Unveiling the painting at the Ranfurly Veterans Home in the presence of veterans young and old, friends and family members, was significant for a number of reasons not least being it recognised what the Veterans Home and the 3rd Battalion have in common. The name Ranfurly comes from Lord Ranfurly, former Governor of NZ (1897 to 1904). He laid the foundation stone for the veterans' home that now bears his name and it was from his wife that the 3rd Battalion has, as part of its title, "The Countess of Ranfurly's Own". And, there is of course the Ranfurly rugby shield.

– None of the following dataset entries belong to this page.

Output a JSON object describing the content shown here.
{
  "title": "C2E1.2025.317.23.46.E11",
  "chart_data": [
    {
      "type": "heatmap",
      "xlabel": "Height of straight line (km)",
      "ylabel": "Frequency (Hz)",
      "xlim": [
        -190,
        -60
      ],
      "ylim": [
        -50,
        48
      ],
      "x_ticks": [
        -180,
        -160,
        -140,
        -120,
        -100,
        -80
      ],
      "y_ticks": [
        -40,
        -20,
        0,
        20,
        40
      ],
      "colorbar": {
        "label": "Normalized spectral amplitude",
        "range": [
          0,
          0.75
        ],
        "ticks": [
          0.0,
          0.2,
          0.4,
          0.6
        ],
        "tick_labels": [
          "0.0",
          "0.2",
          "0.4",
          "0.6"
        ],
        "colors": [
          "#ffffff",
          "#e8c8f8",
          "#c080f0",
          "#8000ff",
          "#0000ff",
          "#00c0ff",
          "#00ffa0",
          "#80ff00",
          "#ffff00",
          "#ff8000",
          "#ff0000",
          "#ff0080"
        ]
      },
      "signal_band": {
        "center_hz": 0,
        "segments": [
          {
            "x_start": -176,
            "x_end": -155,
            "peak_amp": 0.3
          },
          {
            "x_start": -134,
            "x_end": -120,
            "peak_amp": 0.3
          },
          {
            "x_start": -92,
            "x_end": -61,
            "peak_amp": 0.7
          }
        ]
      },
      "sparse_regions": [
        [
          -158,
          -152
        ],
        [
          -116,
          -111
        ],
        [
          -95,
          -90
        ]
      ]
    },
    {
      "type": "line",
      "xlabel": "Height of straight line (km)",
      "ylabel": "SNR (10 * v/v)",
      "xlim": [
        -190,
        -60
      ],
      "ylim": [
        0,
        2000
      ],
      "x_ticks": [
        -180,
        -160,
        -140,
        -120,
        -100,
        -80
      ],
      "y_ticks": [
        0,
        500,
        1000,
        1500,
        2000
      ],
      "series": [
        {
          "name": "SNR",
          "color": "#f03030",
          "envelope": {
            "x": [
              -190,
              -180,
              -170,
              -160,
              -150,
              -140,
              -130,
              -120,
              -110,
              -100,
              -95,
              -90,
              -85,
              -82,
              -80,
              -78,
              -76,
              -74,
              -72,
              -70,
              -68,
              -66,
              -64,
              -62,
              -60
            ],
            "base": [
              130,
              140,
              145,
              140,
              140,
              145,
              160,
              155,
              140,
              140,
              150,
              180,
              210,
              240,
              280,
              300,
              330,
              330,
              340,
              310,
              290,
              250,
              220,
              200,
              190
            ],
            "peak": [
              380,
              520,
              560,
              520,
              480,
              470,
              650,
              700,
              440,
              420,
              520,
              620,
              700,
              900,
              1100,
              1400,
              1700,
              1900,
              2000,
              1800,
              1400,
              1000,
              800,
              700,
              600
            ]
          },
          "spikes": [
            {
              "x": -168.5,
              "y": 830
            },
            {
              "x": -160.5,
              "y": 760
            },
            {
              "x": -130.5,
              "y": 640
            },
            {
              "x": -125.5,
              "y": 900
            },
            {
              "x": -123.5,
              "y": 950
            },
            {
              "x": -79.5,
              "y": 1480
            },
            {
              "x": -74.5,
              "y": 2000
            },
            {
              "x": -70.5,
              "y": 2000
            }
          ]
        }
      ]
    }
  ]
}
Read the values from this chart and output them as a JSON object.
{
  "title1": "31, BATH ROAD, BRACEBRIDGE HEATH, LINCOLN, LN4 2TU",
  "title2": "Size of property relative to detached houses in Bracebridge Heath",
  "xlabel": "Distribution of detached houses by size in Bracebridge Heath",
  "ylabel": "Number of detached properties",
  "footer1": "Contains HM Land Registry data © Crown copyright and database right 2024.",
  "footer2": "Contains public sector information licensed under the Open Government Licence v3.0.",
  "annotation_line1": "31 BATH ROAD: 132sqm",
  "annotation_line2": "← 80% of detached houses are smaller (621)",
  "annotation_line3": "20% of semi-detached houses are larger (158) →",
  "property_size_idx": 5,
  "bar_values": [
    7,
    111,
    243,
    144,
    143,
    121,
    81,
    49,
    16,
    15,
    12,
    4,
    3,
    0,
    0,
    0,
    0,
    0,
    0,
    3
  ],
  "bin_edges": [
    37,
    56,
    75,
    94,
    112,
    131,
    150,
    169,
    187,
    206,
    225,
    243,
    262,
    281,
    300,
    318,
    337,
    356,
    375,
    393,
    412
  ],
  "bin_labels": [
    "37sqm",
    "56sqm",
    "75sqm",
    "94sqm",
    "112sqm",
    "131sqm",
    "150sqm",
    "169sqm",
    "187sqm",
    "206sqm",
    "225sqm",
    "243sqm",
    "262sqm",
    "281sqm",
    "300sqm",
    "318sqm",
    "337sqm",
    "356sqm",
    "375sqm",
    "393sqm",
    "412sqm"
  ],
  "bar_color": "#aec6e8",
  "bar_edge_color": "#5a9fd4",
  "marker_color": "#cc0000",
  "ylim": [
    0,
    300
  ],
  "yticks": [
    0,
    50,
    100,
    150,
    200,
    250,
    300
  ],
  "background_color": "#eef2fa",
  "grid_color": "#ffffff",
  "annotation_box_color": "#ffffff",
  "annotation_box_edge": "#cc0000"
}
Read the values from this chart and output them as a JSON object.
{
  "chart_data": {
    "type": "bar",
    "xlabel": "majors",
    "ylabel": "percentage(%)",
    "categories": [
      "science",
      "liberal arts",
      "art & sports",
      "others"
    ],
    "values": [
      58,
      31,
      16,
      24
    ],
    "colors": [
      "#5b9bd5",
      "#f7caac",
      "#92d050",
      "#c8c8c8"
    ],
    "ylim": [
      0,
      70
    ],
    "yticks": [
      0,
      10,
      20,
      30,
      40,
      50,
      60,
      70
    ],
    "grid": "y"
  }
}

The brief formalities followed by morning tea and sharing of stories and experiences were a welcome interlude for the residents as is any time young service men and women visit the Home. Occasions like this remind the residents of the happier times when they too were in the services. They are also a good reminder for us that comradeship extends through to continual engagement and support of our aged veterans.
The painting remains the property of the NZ Army and is on loan to the 3rd Battalion. Since it features 'Ranfurly men', it makes good sense that it should be shared from time-to-time with the Ranfurly Veterans Home. This is also another example of how young and old veterans can remain connected.